In questi giorni assistiamo ad un incondizionato appoggio dei sindacati alla Finanziaria del governo Prodi; quella parte del sindacato che mostrava atteggiamenti più aperti e riformistici è stata messa in silenzio e costretta a obbedire ad una rinnovata centralizzazione. L’ideologismo che acceca il sindacato italiano e coloro che gli dànno credito e potere mostra che in Italia non siamo capaci di leggere il futuro e che siamo arroccati su posizioni sorpassate.
La concertazione governo sindacati garantisce solo ed esclusivamente i dipendenti a tempo indeterminato della grande industria, che vedono un ritorno economico grazie all’effetto del cosiddetto cuneo fiscale. Oltre a questi l’altra categoria per la quale i sindacati hanno mostrato una grande combattività è quella della pubblica amministrazione i cui aumenti assorbono gran parte della finanziaria, ma i cocchi del sindacato restano i giovanottoni cinquantacinquenni liberi di godersi la pensione ed un meritato lavoro in nero.
Naturalmente non possono mangiare alla greppia dello stato i lavoratori dipendenti a tempo determinato delle piccole e medie imprese. Ma questa categoria, generalmente, non è iscritta al sindacato e, pertanto, per il sindacato non esiste.
La flessibilità, che pure era gradita quando il suo portabandiera era Marco Biagi, ritorna da essere parola impronunciabile.
La flessibilità, in una società moderna, è uno strumento formidabile per dare una speranza immediata ai giovani e per abbattere il tasso di disoccupazione, ma, da parte di governo e sindacati, essa è simbolo di negatività ed oppressione.
Sarebbe, forse, opportuno, ripartire dal libro bianco di Marco Biagi e battersi per rendere paritari, in termini di tutela, il lavoro flessibile e quello a tempo indeterminato.
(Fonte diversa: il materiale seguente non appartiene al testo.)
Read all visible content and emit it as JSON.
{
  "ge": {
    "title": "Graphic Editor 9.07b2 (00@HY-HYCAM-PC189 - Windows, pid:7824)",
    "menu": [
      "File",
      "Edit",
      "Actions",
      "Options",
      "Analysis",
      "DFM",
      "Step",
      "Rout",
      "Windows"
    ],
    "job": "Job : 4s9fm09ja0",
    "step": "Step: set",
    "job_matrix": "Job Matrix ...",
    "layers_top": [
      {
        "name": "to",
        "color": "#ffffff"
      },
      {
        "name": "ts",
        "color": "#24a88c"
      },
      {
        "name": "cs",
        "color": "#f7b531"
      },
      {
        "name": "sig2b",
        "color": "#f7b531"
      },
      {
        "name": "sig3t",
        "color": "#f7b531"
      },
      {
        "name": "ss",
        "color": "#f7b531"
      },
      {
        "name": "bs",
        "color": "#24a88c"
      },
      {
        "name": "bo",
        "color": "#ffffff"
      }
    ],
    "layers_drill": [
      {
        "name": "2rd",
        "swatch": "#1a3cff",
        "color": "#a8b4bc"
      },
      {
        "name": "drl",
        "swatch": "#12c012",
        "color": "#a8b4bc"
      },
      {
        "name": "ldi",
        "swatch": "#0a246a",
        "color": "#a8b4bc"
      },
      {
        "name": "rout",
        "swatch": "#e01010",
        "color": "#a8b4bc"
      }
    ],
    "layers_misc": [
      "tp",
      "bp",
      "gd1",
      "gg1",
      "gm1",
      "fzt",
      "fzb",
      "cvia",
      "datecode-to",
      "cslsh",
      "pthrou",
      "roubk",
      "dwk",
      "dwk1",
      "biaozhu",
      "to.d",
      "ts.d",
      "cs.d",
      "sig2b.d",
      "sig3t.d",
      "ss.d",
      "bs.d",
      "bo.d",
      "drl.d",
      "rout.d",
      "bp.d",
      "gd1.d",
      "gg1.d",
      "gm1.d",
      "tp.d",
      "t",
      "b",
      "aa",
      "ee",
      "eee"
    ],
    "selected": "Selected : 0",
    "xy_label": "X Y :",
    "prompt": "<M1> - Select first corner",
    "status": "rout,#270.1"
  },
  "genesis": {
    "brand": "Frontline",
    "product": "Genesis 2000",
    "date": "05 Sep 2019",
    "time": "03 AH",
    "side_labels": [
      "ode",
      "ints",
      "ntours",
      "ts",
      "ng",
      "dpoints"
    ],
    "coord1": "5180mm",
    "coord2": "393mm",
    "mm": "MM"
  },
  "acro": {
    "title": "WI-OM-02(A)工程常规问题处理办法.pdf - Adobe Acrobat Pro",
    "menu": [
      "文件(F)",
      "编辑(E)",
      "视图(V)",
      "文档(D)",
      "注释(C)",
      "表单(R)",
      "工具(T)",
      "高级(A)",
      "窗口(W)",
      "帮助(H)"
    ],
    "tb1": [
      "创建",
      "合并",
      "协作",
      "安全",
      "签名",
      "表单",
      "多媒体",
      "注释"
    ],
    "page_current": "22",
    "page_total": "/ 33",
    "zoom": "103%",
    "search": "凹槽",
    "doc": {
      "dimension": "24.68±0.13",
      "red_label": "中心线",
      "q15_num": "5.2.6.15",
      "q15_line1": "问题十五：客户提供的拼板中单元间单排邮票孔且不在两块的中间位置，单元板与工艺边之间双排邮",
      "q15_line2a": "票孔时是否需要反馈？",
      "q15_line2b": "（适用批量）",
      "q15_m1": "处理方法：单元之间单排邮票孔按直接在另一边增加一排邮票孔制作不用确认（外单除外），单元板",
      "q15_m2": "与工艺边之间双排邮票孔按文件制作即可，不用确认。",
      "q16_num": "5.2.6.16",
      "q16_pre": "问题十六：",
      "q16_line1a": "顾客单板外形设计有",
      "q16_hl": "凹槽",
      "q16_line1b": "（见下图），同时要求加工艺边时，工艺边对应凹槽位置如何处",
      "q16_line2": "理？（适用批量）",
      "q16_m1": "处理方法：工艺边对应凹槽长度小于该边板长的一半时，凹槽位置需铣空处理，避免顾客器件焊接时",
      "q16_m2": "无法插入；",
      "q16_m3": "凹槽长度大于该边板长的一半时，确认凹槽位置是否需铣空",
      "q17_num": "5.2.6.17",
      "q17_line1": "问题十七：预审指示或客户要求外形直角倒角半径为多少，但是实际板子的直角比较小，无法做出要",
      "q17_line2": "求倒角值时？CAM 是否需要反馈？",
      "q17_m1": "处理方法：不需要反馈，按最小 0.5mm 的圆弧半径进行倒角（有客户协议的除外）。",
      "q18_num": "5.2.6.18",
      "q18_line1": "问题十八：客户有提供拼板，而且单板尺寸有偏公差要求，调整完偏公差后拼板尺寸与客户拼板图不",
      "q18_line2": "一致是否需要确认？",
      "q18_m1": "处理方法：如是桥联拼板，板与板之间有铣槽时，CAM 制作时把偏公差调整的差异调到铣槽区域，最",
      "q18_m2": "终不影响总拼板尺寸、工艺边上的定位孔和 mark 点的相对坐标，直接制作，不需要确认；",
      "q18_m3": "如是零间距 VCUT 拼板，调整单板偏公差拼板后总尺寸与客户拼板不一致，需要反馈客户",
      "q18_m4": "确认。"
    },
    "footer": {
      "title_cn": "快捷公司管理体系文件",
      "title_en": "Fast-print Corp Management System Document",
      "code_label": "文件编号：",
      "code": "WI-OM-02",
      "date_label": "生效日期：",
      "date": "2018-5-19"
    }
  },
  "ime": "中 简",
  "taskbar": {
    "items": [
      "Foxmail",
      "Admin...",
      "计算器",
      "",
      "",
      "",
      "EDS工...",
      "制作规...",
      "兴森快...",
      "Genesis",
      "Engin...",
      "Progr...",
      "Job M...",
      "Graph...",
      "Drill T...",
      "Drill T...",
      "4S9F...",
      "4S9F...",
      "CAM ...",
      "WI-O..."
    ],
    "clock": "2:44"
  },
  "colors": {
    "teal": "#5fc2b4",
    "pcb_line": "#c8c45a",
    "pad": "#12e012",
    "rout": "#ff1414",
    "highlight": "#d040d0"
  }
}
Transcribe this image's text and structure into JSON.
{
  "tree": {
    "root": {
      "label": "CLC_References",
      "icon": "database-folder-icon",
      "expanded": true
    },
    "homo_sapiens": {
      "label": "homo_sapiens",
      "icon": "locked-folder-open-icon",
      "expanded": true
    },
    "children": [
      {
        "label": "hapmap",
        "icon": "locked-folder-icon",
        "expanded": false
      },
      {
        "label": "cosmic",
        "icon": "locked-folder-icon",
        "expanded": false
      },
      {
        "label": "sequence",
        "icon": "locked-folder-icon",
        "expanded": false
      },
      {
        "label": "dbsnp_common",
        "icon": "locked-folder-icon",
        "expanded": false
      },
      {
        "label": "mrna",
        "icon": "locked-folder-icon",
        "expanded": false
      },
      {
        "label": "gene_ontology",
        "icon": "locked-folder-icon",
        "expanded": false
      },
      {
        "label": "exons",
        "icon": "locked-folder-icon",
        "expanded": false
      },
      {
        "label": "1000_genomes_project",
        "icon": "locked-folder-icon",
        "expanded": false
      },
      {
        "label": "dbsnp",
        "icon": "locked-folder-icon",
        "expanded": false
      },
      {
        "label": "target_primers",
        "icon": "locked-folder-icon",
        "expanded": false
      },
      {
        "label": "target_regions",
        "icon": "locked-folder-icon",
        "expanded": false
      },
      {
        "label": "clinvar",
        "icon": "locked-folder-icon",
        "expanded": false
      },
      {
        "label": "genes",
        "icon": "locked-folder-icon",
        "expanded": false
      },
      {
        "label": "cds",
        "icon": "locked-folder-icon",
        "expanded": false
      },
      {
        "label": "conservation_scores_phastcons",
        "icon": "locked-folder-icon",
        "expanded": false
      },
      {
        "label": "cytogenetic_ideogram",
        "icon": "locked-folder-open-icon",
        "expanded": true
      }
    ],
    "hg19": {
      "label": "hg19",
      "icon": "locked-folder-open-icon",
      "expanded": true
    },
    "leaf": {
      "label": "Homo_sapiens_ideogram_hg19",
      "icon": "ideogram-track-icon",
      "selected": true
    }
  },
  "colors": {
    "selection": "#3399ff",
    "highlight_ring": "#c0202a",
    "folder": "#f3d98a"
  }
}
Un altro aspetto della sclerotizzazione del sistema Italia è rappresentato dalla gerontocrazia della classe politica. Tutti gli schieramenti parlano di rinnovamento ma nessuno fa la prima mossa nella direzione dello svecchiamento. Tra Camera e Senato abbiamo un migliaio di vecchietti tenacemente abbarbicati alle loro scranne. Io ritengo che, indubbiamente, in un parlamento debba essere presente l'esperienza che può essere acquisita con l'età, ma ritengo altrettanto indubbio che ad ogni elezione debba essere iniettato anche lo spirito della gioventù alla quale offrire l'opportunità di acquisire quella competenza che possa dare continuità all'azione di governo. D'altra parte, in tutti gli altri paesi del pianeta, ad esclusione delle dittature, si assiste ad un continuo ricambio generazionale della classe politica con benefici enormi in termini di rinnovamento culturale e strutturale dei sistemi paese.
Giova, pertanto, ricordare cosa avveniva in Grecia 2.650 anni fa. Nel 650 a. C., i cittadini della cretese Dreros decisero che nessun politico potesse ricoprire la carica più alta di quella città per due volte in dieci anni, e istituirono un consiglio per punire eventuali trasgressori (1).
Dicembre 2006 - Eugenio Caruso
(1) In un pozzo sono state trovate infatti iscrizioni arcaiche note come "le sacre leggi di Dreros" che rappresentano il più antico documento costituzionale giunto a noi dall'antichità, sacre leggi che si concludevano solennemente con la frase "Questo ha deciso la polis!"